Radyoda bir şarkı daha devam ediyor. “Durma gül” diyor Ajda. “Madem ki yaşam kısa, belki çıkamayız yaza”. Gülmek, eğlenmek, keyif çatmak aslında hiç de boş vermek değildir. Yaşama dört elle sarılmak, benimsemek, fırsatları kaçırmamayı istemektir. Böylesine boş vermek değil, yaşamın tadını çıkarmak denir. Bakıyorum çevreme de, boş vermeye imkan yok. Yaşamın tadını çıkarmaya da öyle. Türban krizi, yolsuzlukların artışı, demokrasinin yeniden yorumlanma çabaları, popüler kültürün gittikçe artan hakimiyeti, çıkarlarını kendi bencilliklerini her şeyin üstünde tutanların varlığının artması, insanın canını fazlasıyla sıkıyor. Örnekleri arttırmak mümkün. Bir yanda insanlar açlık ve hastalıkla kırılırken, bir yanda anlamsız savaşlarla çoluk çocuk demeden katledilirken, güvenli bir ortam yokken, tepki göstermenin mümkün olmadığı bir ortam yaratılmışken, sokaklarda korkusu olmayan kişiler dolaşırken, insan hayatı değersizleşmişken, yardım etmenin değeri kalmamışken, edilen yardımların karşılığı beklenir olmuşken, başkaları ağlarken gülmek, başkaları ezilirken sevinmek kolay mı? Eğer kolaysa insanın kendilerini mutlu saymanın yolu, yalnız kendisi için yaşamak istemesi değil mi? Bunları hiç hissetmeyen diğer tarafın çılgın insanları aynı çağda farklı dünyalar oluşturma duyarsızlığını becerebilmekte ve bu çarpıklığı hem sosyal adalete, hem de ilahi adalete uydurabilmekte.
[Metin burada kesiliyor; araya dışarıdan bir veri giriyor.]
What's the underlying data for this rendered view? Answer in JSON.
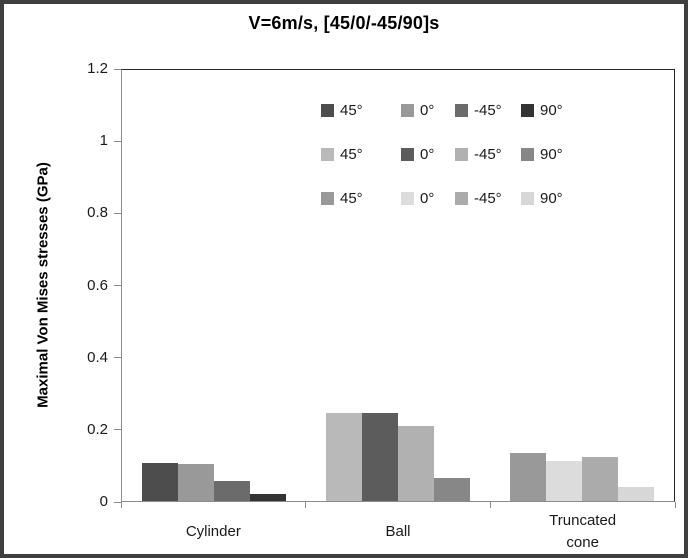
{
  "colors": {
    "outer_border": "#3f3f3f",
    "plot_border": "#262626",
    "axis": "#8c8c8c",
    "text": "#1a1a1a",
    "background": "#ffffff"
  },
  "chart_data": {
    "type": "bar",
    "title": "V=6m/s, [45/0/-45/90]s",
    "ylabel": "Maximal Von Mises stresses (GPa)",
    "xlabel": "",
    "ylim": [
      0,
      1.2
    ],
    "ytick_labels": [
      "0",
      "0.2",
      "0.4",
      "0.6",
      "0.8",
      "1",
      "1.2"
    ],
    "grid": false,
    "legend_position": "inside-top-center",
    "categories": [
      "Cylinder",
      "Ball",
      "Truncated cone"
    ],
    "groups": [
      {
        "category": "Cylinder",
        "bars": [
          {
            "label": "45°",
            "value": 0.105,
            "color": "#4d4d4d"
          },
          {
            "label": "0°",
            "value": 0.102,
            "color": "#999999"
          },
          {
            "label": "-45°",
            "value": 0.057,
            "color": "#6b6b6b"
          },
          {
            "label": "90°",
            "value": 0.02,
            "color": "#333333"
          }
        ]
      },
      {
        "category": "Ball",
        "bars": [
          {
            "label": "45°",
            "value": 0.245,
            "color": "#b9b9b9"
          },
          {
            "label": "0°",
            "value": 0.245,
            "color": "#5c5c5c"
          },
          {
            "label": "-45°",
            "value": 0.21,
            "color": "#b1b1b1"
          },
          {
            "label": "90°",
            "value": 0.065,
            "color": "#878787"
          }
        ]
      },
      {
        "category": "Truncated cone",
        "bars": [
          {
            "label": "45°",
            "value": 0.135,
            "color": "#999999"
          },
          {
            "label": "0°",
            "value": 0.11,
            "color": "#dcdcdc"
          },
          {
            "label": "-45°",
            "value": 0.122,
            "color": "#ababab"
          },
          {
            "label": "90°",
            "value": 0.04,
            "color": "#d7d7d7"
          }
        ]
      }
    ],
    "legend_rows": [
      [
        {
          "label": "45°",
          "color": "#4d4d4d"
        },
        {
          "label": "0°",
          "color": "#999999"
        },
        {
          "label": "-45°",
          "color": "#6b6b6b"
        },
        {
          "label": "90°",
          "color": "#333333"
        }
      ],
      [
        {
          "label": "45°",
          "color": "#b9b9b9"
        },
        {
          "label": "0°",
          "color": "#5c5c5c"
        },
        {
          "label": "-45°",
          "color": "#b1b1b1"
        },
        {
          "label": "90°",
          "color": "#878787"
        }
      ],
      [
        {
          "label": "45°",
          "color": "#999999"
        },
        {
          "label": "0°",
          "color": "#dcdcdc"
        },
        {
          "label": "-45°",
          "color": "#ababab"
        },
        {
          "label": "90°",
          "color": "#d7d7d7"
        }
      ]
    ]
  }
}
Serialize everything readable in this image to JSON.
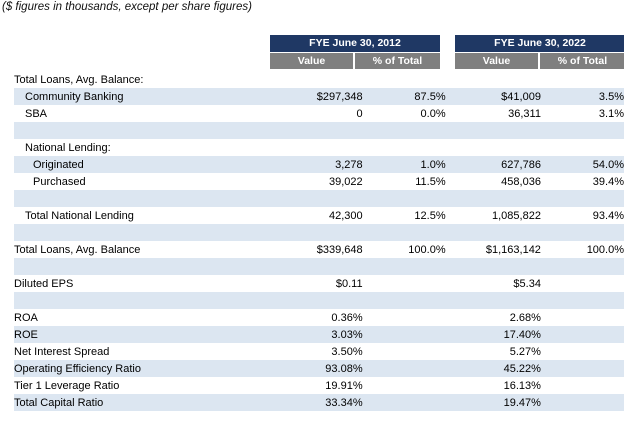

Erdal Atabek’in bir yazısı akıl gözüme çarpıyor. Başlığı “Önce Alıştırma - Sonra Uyuşturma..." Bakın ne diyor Erdal Atabek bu çarpıcı yazısında.
“Alışırsınız ve uyuşursunuz / Geçmişe dalıp gitmişken, / geleceği kaybetmekte olduğunuzu fark edemezsiniz. / Plan da bunun için yapılmıştır./ Önce alıştırma. / Sonra uyuşturma./ Yüzünüze demokrasi derler, arkanızdan gülerler. / Yüzünüze çok kültürlülük derler, arkanızdan bölerler. / Yüzünüze değişim derler, arkanızdan soyarlar. / Yüzünüze gelişim derler, arkanızdan bakarlar. / Alışırsınız. / Uyuşursunuz. / Tehlikenin farkında mısınız?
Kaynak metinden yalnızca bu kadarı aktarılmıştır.